CLiPS Stylometry Investigation (CSI) Corpus

Creative Commons License

CLiPS Research Center, University of Antwerp
Ben Verhoeven, Walter Daelemans


The CSI corpus is a yearly expanded corpus of student texts in two genres: essays and reviews. The purpose of this corpus lies primarily in stylometric research, but other applications are possible. There is a vast amount of meta-data available, both on the author (gender, age, sexual orientation, region of origin, personality profile) and on the document (timestamp, genre, veracity, sentiment, grade).

The current version of the corpus was assembled in October 2015. Previous versions of the corpus are available from the authors via e-mail request.


We would like to express our gratitude to Katrien Verreyken, Shanti Verellen, Sarah Van Hoof, Dominiek Sandra and Reinhild Vandekerckhove (University of Antwerp) for their help in collecting all the data.

This corpus was constructed within the framework of the AMiCA project, funded by the Flemish Agency for Innovation through Science and Technology (IWT).

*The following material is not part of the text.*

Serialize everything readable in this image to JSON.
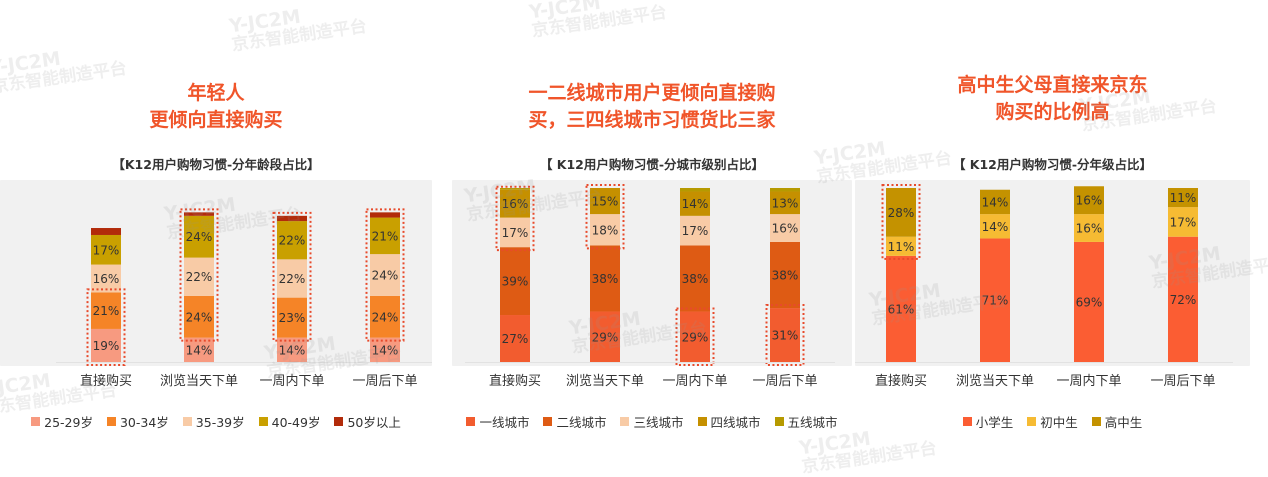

If you use this dataset in your research, make sure to cite the following paper:

Verhoeven, Ben & Daelemans Walter. (2014) CLiPS Stylometry Investigation (CSI) corpus: A Dutch corpus for the detection of age, gender, personality, sentiment and deception in text. In: Proceedings of the 9th International Conference on Language Resources and Evaluation (LREC 2014). Reykjavik, Iceland.